Turn268.剣聖『まずやるべきは……』

「火焔山烈斬りぃいいっ!」

 炎を纏った剣撃を、アルギバーはドリェンに向かって放った。


──キーンッ!


 その太刀は、ドリェンの硬い皮膚に弾かれてしまい、傷すら負わすことが出来なかった。

「ガァアァアアアッ!」

 ドリェンは大岩を引っこ抜くと、それをアルギバーに向かって投げ付けた。

「やば……!」

 地面に着地したアルギバーは、直ぐ様森の木々の陰に隠れ、岩石の飛礫を回避したものである。

 標的を見失ったドリェンは、それでも手を休めなかった。ひたすらに岩石をあちこちに投げ付けた。

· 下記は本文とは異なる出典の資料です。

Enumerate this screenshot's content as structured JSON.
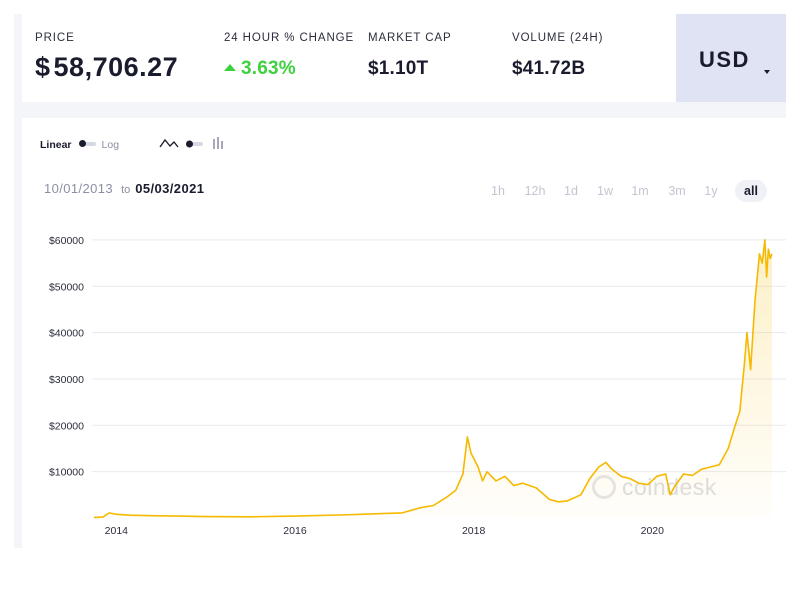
{
  "stats": {
    "price_label": "PRICE",
    "price_symbol": "$",
    "price_value": "58,706.27",
    "change_label": "24 HOUR % CHANGE",
    "change_value": "3.63%",
    "market_cap_label": "MARKET CAP",
    "market_cap_value": "$1.10T",
    "volume_label": "VOLUME (24H)",
    "volume_value": "$41.72B"
  },
  "currency": {
    "selected": "USD",
    "icon": "caret-down-icon"
  },
  "controls": {
    "scale_linear": "Linear",
    "scale_log": "Log",
    "scale_selected": "Linear",
    "chart_type_line_icon": "line-chart-icon",
    "chart_type_bar_icon": "bar-chart-icon",
    "chart_type_selected": "line"
  },
  "date_range": {
    "from": "10/01/2013",
    "to_word": "to",
    "to": "05/03/2021"
  },
  "ranges": [
    "1h",
    "12h",
    "1d",
    "1w",
    "1m",
    "3m",
    "1y",
    "all"
  ],
  "range_selected": "all",
  "watermark": {
    "text": "coindesk"
  },
  "colors": {
    "accent_line": "#f5b900",
    "change_positive": "#3ed13e",
    "currency_bg": "#dfe3f3"
  },
  "chart_data": {
    "type": "area",
    "title": "",
    "xlabel": "",
    "ylabel": "",
    "xlim": [
      2013.75,
      2021.34
    ],
    "ylim": [
      0,
      63000
    ],
    "x_tick_labels": [
      "2014",
      "2016",
      "2018",
      "2020"
    ],
    "x_ticks": [
      2014,
      2016,
      2018,
      2020
    ],
    "y_tick_labels": [
      "$10000",
      "$20000",
      "$30000",
      "$40000",
      "$50000",
      "$60000"
    ],
    "y_ticks": [
      10000,
      20000,
      30000,
      40000,
      50000,
      60000
    ],
    "grid": true,
    "series": [
      {
        "x": [
          2013.75,
          2013.85,
          2013.92,
          2014.0,
          2014.15,
          2014.4,
          2014.7,
          2015.0,
          2015.5,
          2016.0,
          2016.5,
          2016.9,
          2017.2,
          2017.4,
          2017.55,
          2017.7,
          2017.8,
          2017.88,
          2017.93,
          2017.97,
          2018.05,
          2018.1,
          2018.15,
          2018.25,
          2018.35,
          2018.45,
          2018.55,
          2018.7,
          2018.85,
          2018.95,
          2019.05,
          2019.2,
          2019.3,
          2019.4,
          2019.48,
          2019.55,
          2019.65,
          2019.75,
          2019.85,
          2019.95,
          2020.05,
          2020.15,
          2020.2,
          2020.25,
          2020.35,
          2020.45,
          2020.55,
          2020.65,
          2020.75,
          2020.85,
          2020.92,
          2020.98,
          2021.03,
          2021.06,
          2021.1,
          2021.15,
          2021.2,
          2021.23,
          2021.26,
          2021.28,
          2021.3,
          2021.32,
          2021.34
        ],
        "y": [
          130,
          200,
          1100,
          800,
          600,
          500,
          400,
          300,
          250,
          400,
          650,
          900,
          1100,
          2200,
          2700,
          4500,
          6000,
          9500,
          17500,
          14000,
          11000,
          8000,
          10000,
          8000,
          9000,
          7000,
          7500,
          6500,
          4000,
          3500,
          3700,
          5000,
          8500,
          11000,
          12000,
          10500,
          9000,
          8500,
          7500,
          7200,
          9000,
          9500,
          5000,
          6800,
          9500,
          9200,
          10500,
          11000,
          11500,
          15000,
          19500,
          23000,
          33000,
          40000,
          32000,
          47000,
          57000,
          55000,
          60000,
          52000,
          58000,
          56000,
          57000
        ]
      }
    ]
  }
}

 アルギバーは草木に紛れながら、陰でそれを躱し続けた──。


──そんな攻防がいつまでも続いた。

「たぁあああ!」

 隙をついては、アルギバーが草場から飛び出して攻撃を繰り出す。

──しかし、ダメージを与えられず結局は岩石を投げ付けられる。鼬ごっこであった。

 ドリェンには全く攻撃が通っていない。どちからの体力が尽きるまで、無意味な攻防を続ける他ないのだろうか──。


──ベベンッ!


 厄介なのが、聴こえてくるこの三味線の音色である。ドリェンの力を上昇させている。

 コトハの時もそうだ。この音色さえ止めることが出来ればバフが消え、アルギバーにも勝機はあることだろう。


 三味線の音のする方向を、アルギバーは睨み付けたものである。